Passenger numbers increased from 1 million in 2012 to 1.6 million by 2019, coinciding with a rise in the number of routes from 35 to 42 over the same period.
The new routes included Cardiff’s first ever scheduled long-haul flight, to Doha, which almost doubled its number of users in its first year of operation.
Passenger numbers on existing routes also improved. Between 2012 and 2019, there was a 69% increase in passengers flying to Amsterdam, a 62% increase on the Dublin route and a 38% increase on the Paris route.
Just as the financial crisis clipped Cardiff’s wings when it was privately owned, so the pandemic disrupted progress under public ownership.
Regular direct flights to European cities popular for weekend breaks, like Rome and Berlin, as well as Cardiff’s connection to the Middle East all fell victim to Covid-19.
Passenger numbers in Cardiff were down 44% in 2021 compared to the previous year, substantially higher than losses suffered by regional competitors: Bristol (-5%), East Midlands (-8%) or Birmingham (-14%).
Passenger numbers have begun to recover, with 830,000 people using the airport on 31 routes between January and November of 2022.
Wizz Air’s announcement risks halting progress. It means Cardiff will lose a further two routes, to Milan and Bucharest, completely while also losing capacity on a further nine popular destinations which will continue to be served by direct flights.
What hasn’t improved since renationalisation, even before Covid, are the numbers on the airport’s balance sheet.
Both the Welsh Conservatives and Welsh Liberal Democrats have called for the airport to be re-privatised.
“I really want to see it flourish in private hands but instead it languishes in the ownership of the Labour Government who is flying the airport off the runway into terminal decline,” said Welsh Conservative shadow transport minister, Natasha Asghar MS.
“We can see this most clearly when looking at passenger numbers at Cardiff which are down 44% on pre-pandemic levels when Bristol Airport is down just 5%.”
Welsh Liberal Democrat Leader Jane Dodds said: “Serious questions now need to be answered about Labour’s strategy for the future of the Airport.
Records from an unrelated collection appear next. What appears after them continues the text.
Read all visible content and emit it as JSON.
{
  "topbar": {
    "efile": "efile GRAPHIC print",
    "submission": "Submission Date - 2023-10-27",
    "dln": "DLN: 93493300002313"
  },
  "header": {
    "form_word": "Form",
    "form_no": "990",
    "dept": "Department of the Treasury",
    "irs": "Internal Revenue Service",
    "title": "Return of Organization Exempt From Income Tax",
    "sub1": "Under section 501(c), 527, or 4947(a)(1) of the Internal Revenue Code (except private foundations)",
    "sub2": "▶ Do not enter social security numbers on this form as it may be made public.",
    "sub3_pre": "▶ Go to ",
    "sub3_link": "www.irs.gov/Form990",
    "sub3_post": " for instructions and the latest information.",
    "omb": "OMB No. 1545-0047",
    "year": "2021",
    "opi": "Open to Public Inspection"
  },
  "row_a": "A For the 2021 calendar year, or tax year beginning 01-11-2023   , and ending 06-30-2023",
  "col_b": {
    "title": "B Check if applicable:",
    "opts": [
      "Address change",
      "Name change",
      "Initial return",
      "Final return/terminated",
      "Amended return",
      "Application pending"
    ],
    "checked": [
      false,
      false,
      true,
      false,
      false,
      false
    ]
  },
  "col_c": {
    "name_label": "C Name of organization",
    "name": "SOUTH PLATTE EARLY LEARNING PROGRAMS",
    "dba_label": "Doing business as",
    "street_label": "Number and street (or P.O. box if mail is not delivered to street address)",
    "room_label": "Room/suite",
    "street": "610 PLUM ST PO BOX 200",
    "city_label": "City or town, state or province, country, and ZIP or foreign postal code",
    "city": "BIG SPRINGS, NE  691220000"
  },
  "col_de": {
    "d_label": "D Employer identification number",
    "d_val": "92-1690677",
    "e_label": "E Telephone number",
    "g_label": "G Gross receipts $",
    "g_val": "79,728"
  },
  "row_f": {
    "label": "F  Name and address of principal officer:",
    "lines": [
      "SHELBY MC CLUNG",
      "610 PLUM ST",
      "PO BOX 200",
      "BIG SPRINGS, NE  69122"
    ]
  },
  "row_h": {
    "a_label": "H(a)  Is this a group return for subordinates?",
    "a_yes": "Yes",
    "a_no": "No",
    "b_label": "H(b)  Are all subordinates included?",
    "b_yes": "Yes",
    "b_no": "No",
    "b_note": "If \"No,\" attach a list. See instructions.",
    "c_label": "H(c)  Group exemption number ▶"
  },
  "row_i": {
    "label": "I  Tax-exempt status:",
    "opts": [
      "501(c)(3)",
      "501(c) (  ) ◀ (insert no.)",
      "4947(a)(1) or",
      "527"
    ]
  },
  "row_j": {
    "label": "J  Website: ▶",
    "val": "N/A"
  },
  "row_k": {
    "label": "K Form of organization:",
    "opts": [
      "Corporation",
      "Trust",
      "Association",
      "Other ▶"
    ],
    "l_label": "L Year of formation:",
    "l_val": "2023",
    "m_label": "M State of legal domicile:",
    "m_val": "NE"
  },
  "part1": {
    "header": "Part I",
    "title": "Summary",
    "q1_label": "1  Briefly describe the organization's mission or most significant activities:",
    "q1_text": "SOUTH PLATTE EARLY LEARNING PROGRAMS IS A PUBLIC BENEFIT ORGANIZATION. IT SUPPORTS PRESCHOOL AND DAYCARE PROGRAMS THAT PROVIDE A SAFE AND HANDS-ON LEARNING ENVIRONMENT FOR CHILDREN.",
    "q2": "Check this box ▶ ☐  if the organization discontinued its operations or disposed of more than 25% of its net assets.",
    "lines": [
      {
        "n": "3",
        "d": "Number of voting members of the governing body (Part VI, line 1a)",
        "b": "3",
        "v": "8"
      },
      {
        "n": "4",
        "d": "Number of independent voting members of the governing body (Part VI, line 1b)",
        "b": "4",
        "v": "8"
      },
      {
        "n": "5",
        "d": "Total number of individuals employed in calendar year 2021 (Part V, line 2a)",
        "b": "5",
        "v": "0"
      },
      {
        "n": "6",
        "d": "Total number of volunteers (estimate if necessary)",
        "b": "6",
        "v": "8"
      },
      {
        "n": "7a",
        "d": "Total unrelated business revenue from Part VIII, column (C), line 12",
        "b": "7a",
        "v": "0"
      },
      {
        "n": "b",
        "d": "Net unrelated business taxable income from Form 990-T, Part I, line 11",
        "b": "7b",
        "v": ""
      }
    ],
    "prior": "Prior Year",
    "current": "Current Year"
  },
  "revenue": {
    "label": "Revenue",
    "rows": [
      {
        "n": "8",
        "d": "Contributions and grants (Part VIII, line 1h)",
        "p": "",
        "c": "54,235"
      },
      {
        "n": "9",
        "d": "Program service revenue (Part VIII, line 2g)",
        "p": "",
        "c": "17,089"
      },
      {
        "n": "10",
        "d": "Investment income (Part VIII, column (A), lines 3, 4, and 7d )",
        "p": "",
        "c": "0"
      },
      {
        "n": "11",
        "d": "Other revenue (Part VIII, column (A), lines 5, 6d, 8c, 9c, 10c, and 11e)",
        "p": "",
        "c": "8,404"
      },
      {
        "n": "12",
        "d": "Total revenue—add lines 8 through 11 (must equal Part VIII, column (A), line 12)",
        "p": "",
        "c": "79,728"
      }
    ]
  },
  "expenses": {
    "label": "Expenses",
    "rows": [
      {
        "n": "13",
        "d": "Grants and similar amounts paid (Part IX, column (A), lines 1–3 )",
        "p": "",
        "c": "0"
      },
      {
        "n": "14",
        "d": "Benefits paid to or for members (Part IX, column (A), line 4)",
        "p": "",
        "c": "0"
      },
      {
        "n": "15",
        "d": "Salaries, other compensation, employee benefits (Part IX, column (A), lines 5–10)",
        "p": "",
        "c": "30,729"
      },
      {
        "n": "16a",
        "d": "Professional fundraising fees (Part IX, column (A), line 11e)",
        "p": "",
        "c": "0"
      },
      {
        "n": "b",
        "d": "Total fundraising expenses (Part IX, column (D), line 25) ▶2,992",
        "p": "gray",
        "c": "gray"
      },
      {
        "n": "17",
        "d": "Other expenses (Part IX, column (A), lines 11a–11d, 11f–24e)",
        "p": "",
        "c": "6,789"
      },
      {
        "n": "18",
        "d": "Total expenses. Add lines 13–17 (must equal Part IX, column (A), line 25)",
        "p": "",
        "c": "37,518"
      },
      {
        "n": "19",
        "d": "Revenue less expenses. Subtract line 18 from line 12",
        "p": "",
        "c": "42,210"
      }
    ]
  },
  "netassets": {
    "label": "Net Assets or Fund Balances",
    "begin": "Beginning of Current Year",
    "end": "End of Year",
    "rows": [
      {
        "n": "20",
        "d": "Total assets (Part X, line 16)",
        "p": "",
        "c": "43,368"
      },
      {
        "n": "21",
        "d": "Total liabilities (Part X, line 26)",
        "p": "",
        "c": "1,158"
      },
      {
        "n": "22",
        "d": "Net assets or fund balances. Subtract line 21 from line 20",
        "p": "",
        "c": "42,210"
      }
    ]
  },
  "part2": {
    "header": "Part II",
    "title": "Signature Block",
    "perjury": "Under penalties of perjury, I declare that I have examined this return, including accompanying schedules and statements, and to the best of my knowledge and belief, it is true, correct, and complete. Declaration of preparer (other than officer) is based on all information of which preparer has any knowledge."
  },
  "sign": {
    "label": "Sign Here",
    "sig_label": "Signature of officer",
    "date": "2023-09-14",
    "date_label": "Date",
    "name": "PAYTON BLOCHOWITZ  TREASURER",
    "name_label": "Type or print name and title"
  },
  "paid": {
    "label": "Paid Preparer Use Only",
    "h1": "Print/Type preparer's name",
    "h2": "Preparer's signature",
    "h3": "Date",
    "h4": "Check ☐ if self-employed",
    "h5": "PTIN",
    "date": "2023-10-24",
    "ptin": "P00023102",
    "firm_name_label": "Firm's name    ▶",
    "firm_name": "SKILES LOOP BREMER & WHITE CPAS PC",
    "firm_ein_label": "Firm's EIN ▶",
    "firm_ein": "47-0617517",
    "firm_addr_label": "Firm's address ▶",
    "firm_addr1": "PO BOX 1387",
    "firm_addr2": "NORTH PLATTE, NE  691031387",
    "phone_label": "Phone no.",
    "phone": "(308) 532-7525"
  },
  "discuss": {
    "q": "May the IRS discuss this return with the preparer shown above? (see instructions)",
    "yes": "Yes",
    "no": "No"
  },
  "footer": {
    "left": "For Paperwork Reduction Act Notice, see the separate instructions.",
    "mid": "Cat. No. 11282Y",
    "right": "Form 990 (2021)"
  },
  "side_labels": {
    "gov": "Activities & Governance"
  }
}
With a bill of £210 million since the Welsh Government purchased the Airport and no sign of things improving, taxpayers will rightly be asking what value for money they are getting.
“The Welsh Liberal Democrats led the charge against the purchase of the Airport from the private sector in 2013 and we have continued to be vindicated since.”
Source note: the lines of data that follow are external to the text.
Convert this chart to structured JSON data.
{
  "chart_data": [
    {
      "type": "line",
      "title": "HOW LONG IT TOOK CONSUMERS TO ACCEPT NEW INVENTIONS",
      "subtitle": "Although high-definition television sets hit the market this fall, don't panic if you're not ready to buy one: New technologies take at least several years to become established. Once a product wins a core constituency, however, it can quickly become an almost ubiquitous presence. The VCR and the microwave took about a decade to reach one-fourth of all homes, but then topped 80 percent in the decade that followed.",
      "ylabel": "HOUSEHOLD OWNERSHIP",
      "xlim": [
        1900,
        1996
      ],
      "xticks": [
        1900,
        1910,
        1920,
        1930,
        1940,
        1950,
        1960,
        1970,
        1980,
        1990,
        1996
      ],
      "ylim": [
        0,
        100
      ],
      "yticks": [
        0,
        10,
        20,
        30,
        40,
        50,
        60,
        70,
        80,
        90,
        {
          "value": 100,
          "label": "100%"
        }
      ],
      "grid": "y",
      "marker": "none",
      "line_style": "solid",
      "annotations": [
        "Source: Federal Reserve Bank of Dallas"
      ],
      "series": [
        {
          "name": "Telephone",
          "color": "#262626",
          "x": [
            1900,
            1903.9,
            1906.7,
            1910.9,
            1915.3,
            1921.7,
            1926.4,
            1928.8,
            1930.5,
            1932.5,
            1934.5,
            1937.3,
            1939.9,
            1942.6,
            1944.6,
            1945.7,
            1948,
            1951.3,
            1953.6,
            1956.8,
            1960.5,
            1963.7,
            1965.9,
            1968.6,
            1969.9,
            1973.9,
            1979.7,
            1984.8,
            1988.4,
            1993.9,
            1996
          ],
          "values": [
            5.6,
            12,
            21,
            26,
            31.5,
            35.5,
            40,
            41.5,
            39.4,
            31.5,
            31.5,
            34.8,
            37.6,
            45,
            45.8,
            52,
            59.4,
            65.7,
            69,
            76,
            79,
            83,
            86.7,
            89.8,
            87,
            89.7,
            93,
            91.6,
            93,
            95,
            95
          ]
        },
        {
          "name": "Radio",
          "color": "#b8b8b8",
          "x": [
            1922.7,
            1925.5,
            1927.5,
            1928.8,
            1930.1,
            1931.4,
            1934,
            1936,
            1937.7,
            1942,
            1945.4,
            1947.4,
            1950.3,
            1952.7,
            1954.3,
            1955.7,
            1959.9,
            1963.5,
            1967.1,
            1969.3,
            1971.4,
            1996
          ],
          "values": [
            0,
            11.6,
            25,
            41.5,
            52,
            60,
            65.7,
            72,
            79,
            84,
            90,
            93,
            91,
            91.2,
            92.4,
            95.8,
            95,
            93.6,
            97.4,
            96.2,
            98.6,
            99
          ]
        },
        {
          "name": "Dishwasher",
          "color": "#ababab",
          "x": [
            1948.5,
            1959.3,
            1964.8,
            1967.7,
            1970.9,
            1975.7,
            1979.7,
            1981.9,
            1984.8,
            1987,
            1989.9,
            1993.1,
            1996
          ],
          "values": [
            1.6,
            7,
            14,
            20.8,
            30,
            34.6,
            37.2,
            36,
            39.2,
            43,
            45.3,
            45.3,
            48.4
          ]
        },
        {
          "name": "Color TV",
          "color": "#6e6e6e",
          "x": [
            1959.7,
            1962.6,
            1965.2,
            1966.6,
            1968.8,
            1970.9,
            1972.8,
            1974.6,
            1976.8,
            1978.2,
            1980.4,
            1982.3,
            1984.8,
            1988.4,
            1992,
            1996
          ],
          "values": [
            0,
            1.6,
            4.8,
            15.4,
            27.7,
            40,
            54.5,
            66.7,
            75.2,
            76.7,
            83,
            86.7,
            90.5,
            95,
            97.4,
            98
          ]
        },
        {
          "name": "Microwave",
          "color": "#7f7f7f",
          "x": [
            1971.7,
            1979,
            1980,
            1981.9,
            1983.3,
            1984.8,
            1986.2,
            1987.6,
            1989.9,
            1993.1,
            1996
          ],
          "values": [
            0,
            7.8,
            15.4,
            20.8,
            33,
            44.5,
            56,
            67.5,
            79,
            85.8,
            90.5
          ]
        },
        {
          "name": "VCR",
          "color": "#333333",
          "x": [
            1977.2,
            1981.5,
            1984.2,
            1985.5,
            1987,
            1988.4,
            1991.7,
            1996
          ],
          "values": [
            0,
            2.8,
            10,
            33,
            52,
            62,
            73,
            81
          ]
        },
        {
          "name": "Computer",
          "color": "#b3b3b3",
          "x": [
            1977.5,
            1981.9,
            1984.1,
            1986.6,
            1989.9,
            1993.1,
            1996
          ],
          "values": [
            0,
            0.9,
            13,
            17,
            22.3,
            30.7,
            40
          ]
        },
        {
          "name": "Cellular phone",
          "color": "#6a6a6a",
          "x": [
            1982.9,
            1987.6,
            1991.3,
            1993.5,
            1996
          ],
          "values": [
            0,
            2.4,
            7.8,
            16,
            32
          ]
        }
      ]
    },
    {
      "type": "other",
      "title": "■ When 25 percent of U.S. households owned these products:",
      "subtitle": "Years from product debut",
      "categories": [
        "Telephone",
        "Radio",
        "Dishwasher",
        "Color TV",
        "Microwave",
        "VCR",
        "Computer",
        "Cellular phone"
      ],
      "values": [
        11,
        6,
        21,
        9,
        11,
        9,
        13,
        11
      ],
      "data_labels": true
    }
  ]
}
But the Welsh Government have insisted they won’t “cut their losses and run” following the latest setback, a decision which is supported by Welsh transport expert Professor Stuart Cole
When asked by Nation.Cymru for his advice to the government, Cole replied: “They should continue to fund it .”
Cardiff can’t compete with Bristol on a commercial basis but still provides an important service for the people of south Wales and the Welsh economy, according to Professor Cole, emeritus professor of transport at the University of South Wales.
He said: “The wrong decisions were made twenty odd years ago when EasyJet and Ryanair came on to the market. But it has some good airlines and some good connections.
“Cardiff Airport is also a symbol. It’s a symbol that, in terms of international investment, Wales is open for business.
“For an economist operating a loss making enterprise is a bit ungodly, but there are instances where you have other strategic objectives and one of the strategic objectives essential to Wales is getting overseas investment.”